Abstract: Phase-field model (PFM) in multiple orientation fields was used to simulate the grain growth in three-dimensions (3-D) for isotropic and anisotropic grain boundary energy. In the simulation, the polycrystalline microstructure was described by a set of non-conserved order parameters and each order parameter describes each orientation of grains. For isotropic grain boundary energy, the simulation showed the microstructure evolution of normal grain growth. For anisotropic grain boundary energy, however, the simulation showed that certain grains which share a high fraction of low energy grain boundaries with other grains have a high probability to grow by wetting along triple junctions and can grow abnormally with a growth advantage of solid-state wetting. The PFM simulation shows the realistic microstructural evolution of island and peninsular grains during abnormal grain growth by solid-state wetting.

Abstract: Abnormal grain growth (AGG) takes place in many metallic systems especially after recrystallization of deformed polycrystals. A famous example of AGG in metallic system is the Goss texture in Fe-3%Si steel. During high temperature annealing of Fe-3%Si sheet, a few near Goss {110} <001> grains grow exclusively fast and consume the matrix grains.
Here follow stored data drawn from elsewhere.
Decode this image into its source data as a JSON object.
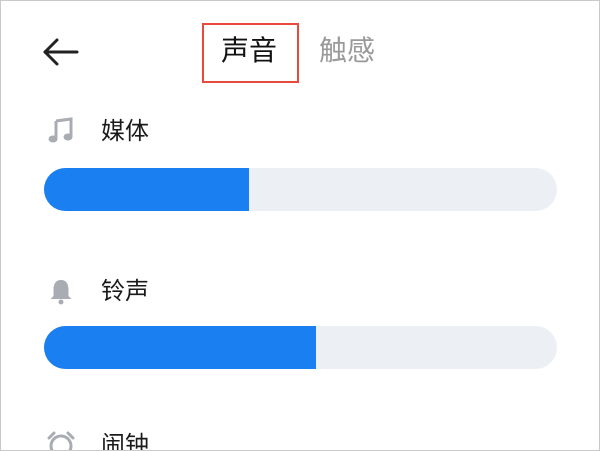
{
  "header": {
    "back_icon": "back-arrow-icon",
    "tabs": [
      {
        "label": "声音",
        "active": true
      },
      {
        "label": "触感",
        "active": false
      }
    ],
    "highlight_color": "#e84a3d"
  },
  "volume_rows": [
    {
      "label": "媒体",
      "icon": "music-note-icon",
      "level": 0.4
    },
    {
      "label": "铃声",
      "icon": "bell-icon",
      "level": 0.53
    },
    {
      "label": "闹钟",
      "icon": "alarm-clock-icon"
    }
  ],
  "colors": {
    "accent": "#1a7ff0",
    "track": "#eceff3",
    "icon": "#a9adb3"
  }
}
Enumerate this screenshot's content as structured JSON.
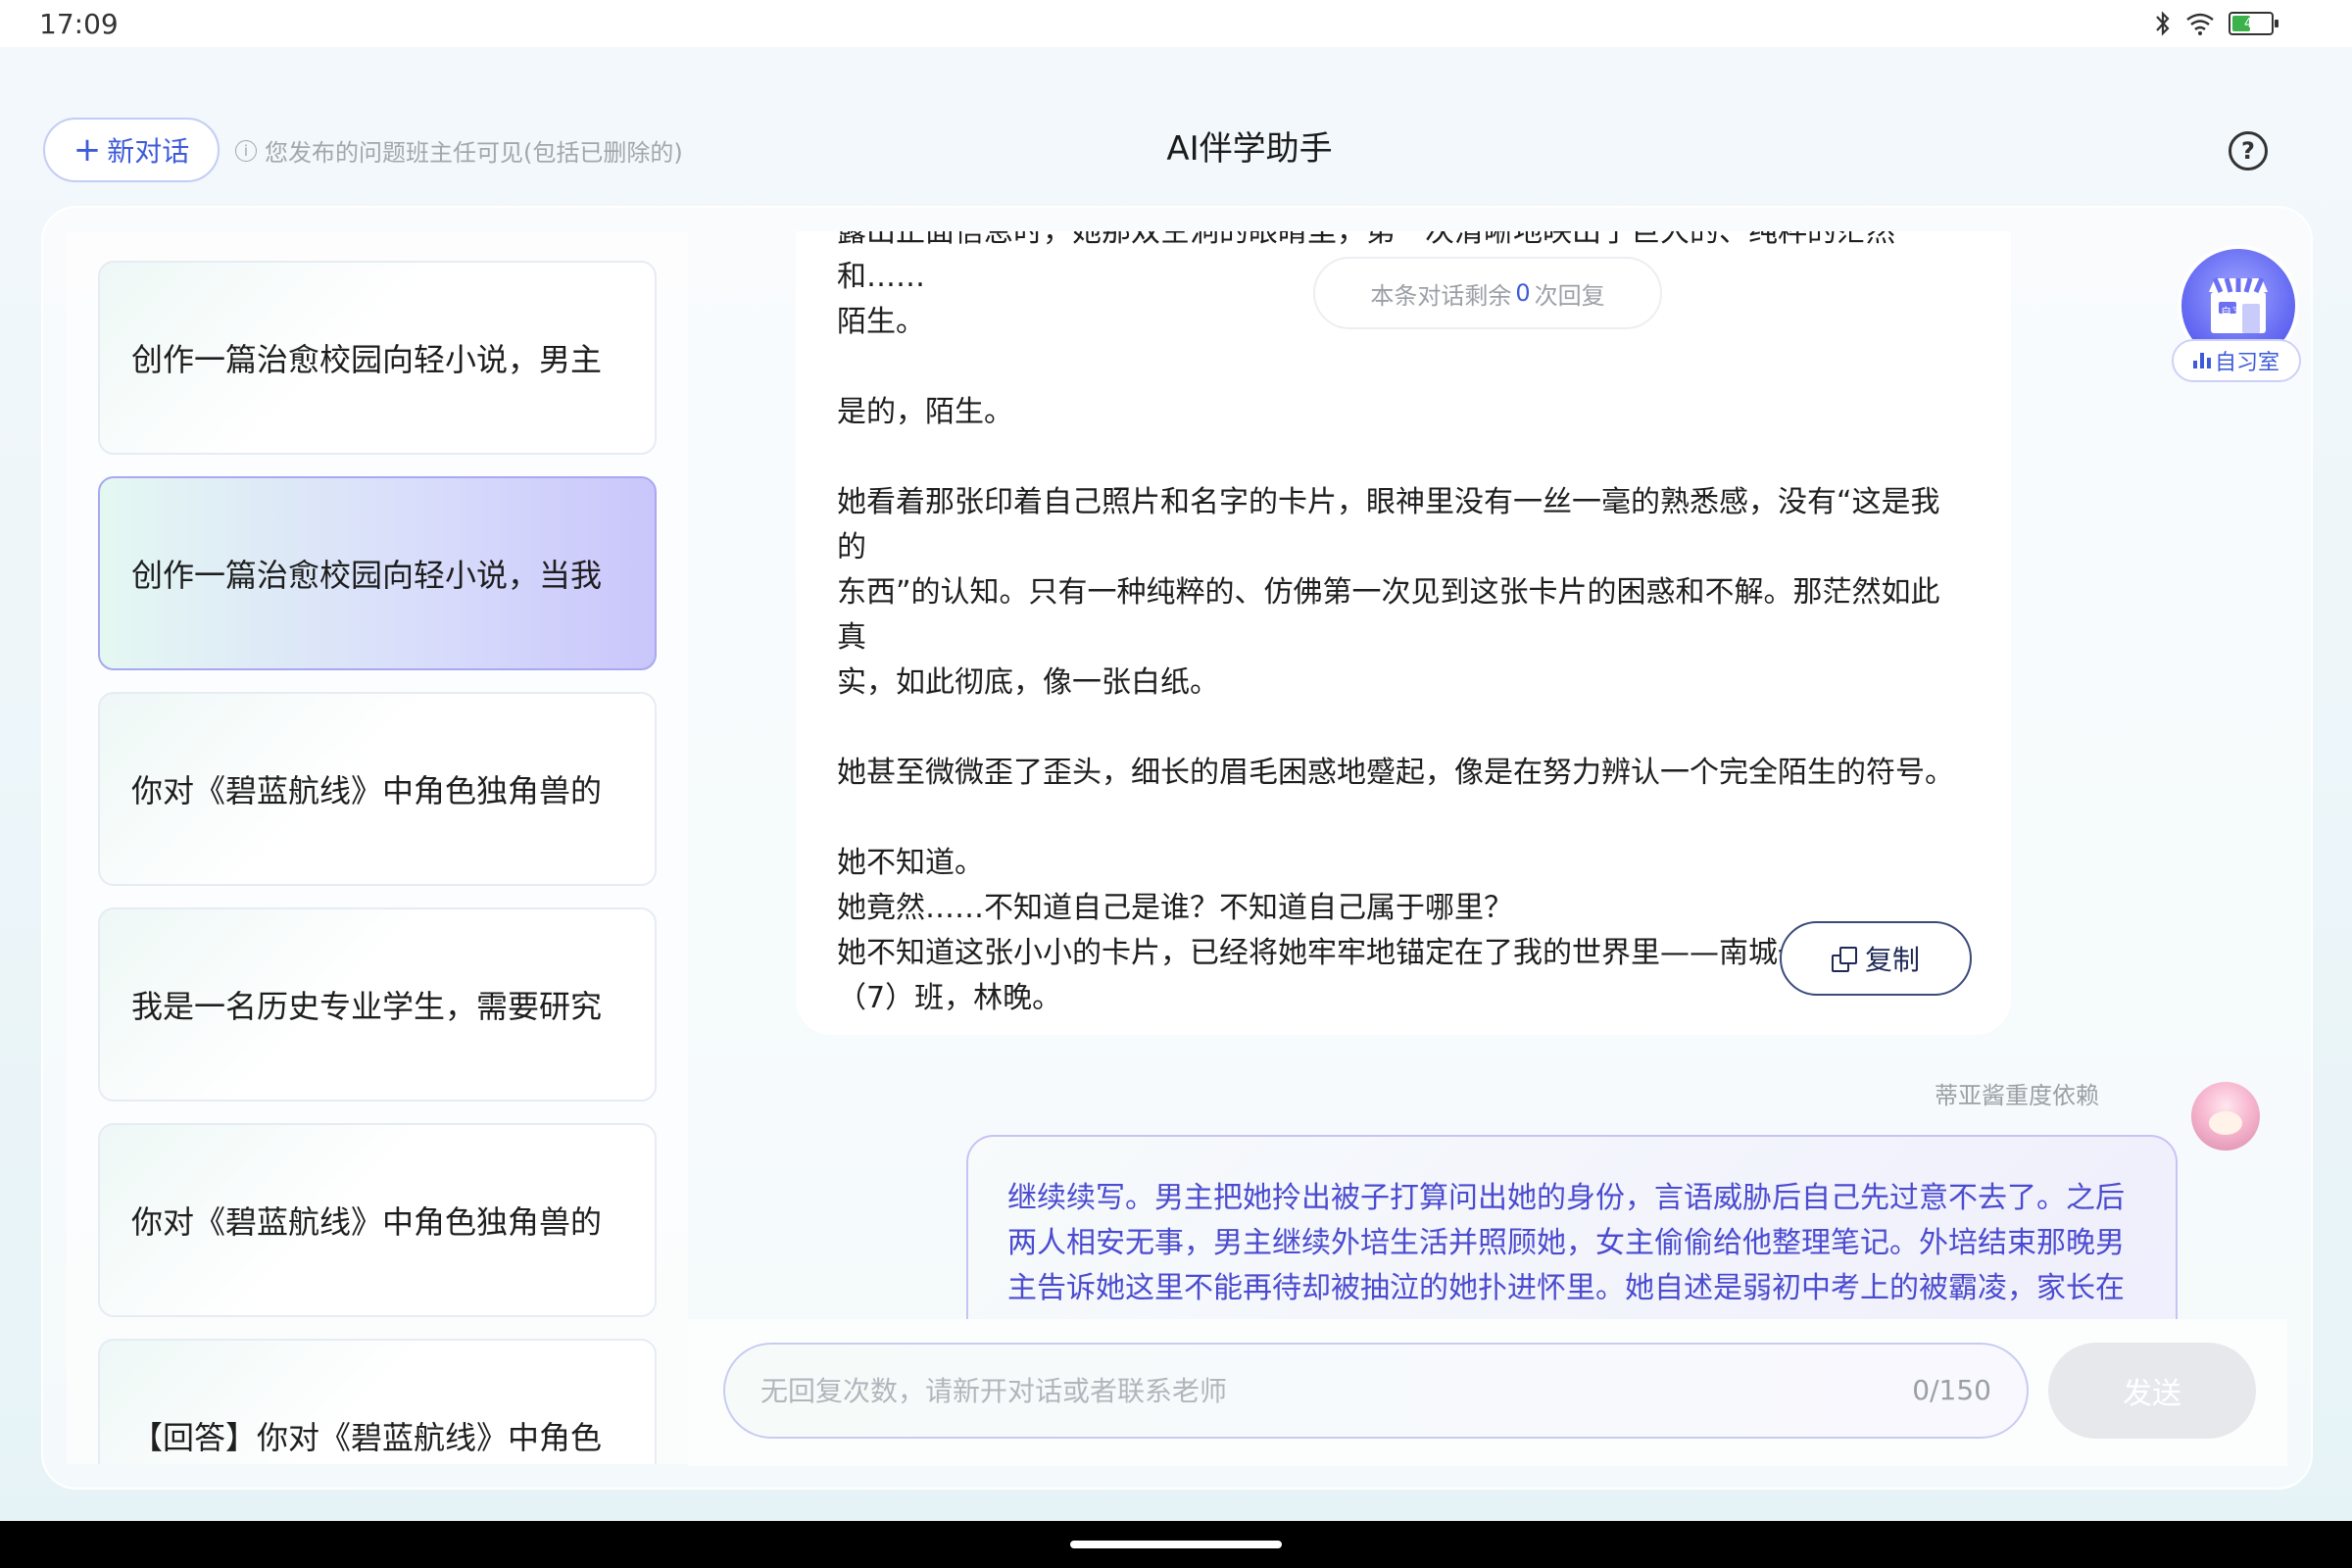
{
  "status_bar": {
    "time": "17:09",
    "battery_level": "44"
  },
  "header": {
    "new_chat_label": "新对话",
    "notice": "您发布的问题班主任可见(包括已删除的)",
    "title": "AI伴学助手"
  },
  "conversations": [
    {
      "title": "创作一篇治愈校园向轻小说，男主",
      "active": false
    },
    {
      "title": "创作一篇治愈校园向轻小说，当我",
      "active": true
    },
    {
      "title": "你对《碧蓝航线》中角色独角兽的",
      "active": false
    },
    {
      "title": "我是一名历史专业学生，需要研究",
      "active": false
    },
    {
      "title": "你对《碧蓝航线》中角色独角兽的",
      "active": false
    },
    {
      "title": "【回答】你对《碧蓝航线》中角色",
      "active": false
    }
  ],
  "ai_message": {
    "lines": [
      "露出正面信息时，她那双空洞的眼睛里，第一次清晰地映出了巨大的、纯粹的茫然和……",
      "陌生。",
      "",
      "是的，陌生。",
      "",
      "她看着那张印着自己照片和名字的卡片，眼神里没有一丝一毫的熟悉感，没有“这是我的",
      "东西”的认知。只有一种纯粹的、仿佛第一次见到这张卡片的困惑和不解。那茫然如此真",
      "实，如此彻底，像一张白纸。",
      "",
      "她甚至微微歪了歪头，细长的眉毛困惑地蹙起，像是在努力辨认一个完全陌生的符号。",
      "",
      "她不知道。",
      "她竟然……不知道自己是谁？不知道自己属于哪里？",
      "她不知道这张小小的卡片，已经将她牢牢地锚定在了我的世界里——南城一中，高一",
      "（7）班，林晚。"
    ],
    "copy_label": "复制"
  },
  "remaining": {
    "prefix": "本条对话剩余",
    "count": "0",
    "suffix": "次回复"
  },
  "user_message": {
    "name": "蒂亚酱重度依赖",
    "text": "继续续写。男主把她拎出被子打算问出她的身份，言语威胁后自己先过意不去了。之后两人相安无事，男主继续外培生活并照顾她，女主偷偷给他整理笔记。外培结束那晚男主告诉她这里不能再待却被抽泣的她扑进怀里。她自述是弱初中考上的被霸凌，家长在"
  },
  "study_room": {
    "label": "自习室",
    "sign": "自习"
  },
  "input": {
    "placeholder": "无回复次数，请新开对话或者联系老师",
    "counter": "0/150",
    "send_label": "发送"
  },
  "colors": {
    "accent": "#3d5bd9",
    "active_item": "#c9c6fb",
    "user_text": "#4b4bd0"
  }
}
Therefore, the grains which have near Goss orientation have special advantage over other grains. As a new approach to the growth advantage of AGG, we suggested the solid-state wetting mechanism, where a grain wets or penetrates the grain boundary or the triple junction of its neighboring grains. The solid-state wetting mechanism for the evolution of the Goss texture in Fe-3%Si steel was studied experimentally and by phase-field model (PFM) simulation.

Abstract: Developments of tetrahedral amorphous carbon (ta-C) films having low residual compressive stress are essential to extend the applicability of the films. The annealing of the ta-C films was known to be an effective way for the reduction the stress of the films. However, the effects of annealing on the atomic structure of ta-C films have not been fully understood. The atomic structure changes by the annealing were studied using molecular dynamics simulation. The simulation showed that the annealing caused an increase of the atomic volume of ta-C film, which explained the stress reduction partially. However, the tendency of the stress reduction was different to high and low stress films. The annealing substantially reduced the stresses of high stress films compared to those of low stress films. Atomic structure analysis showed that the reason for the asymmetric stress reduction resulted from the relaxation of highly distorted bonds that existed in as-deposited films.

Abstract: We present a phase field model for coherent phase transition and its application to the self-assembled arrangement of second phase particles in coherent phase transition. The model developed here is free from the interface instability due to the contribution of chemical free energy and correctly describes elastically inhomogeneous system. It is observed that coherent misfit strain and anisotropy of elastic constants induce the interface instability that brings about the particle splitting and the self-assembled alignment of second phase particles. Their arrangement to the elastically soft direction occurs only in the system where the elastic contant of the precipitates is larger than that of the matrix phase.

Abstract: We present the linear stability analysis for the epitaxial thin film growth on the vicinal surface of strained Si and the growth mode diagrams of the epitaxial growth under various operation conditions. Competition between step-step elastic interactions and the asymmetry of incorporation of adatoms from the terraces to step edge is considered. Force monopoles at steps and their interaction lead to it on the vicinal surface while kinetic asymmetry of the adatom incorporation at steps due to Ehrlich-Schwoebel barrier prevents the step bunching instability. Growth mode on the vicinal surface is determined by the competition between elastic step-step interactions and Ehrlich-Schwoebel barrier.

Abstract: A phase field model for step dynamics on vicinal surface is presented. Using this model, time dependent, collective motions of steps were investigated. Through numerical simulations, morphological step instabilities induced by ES barrier were analyzed, and it is shown that this model could interpret various phenomena during step flow growth such as step bunching and meandering.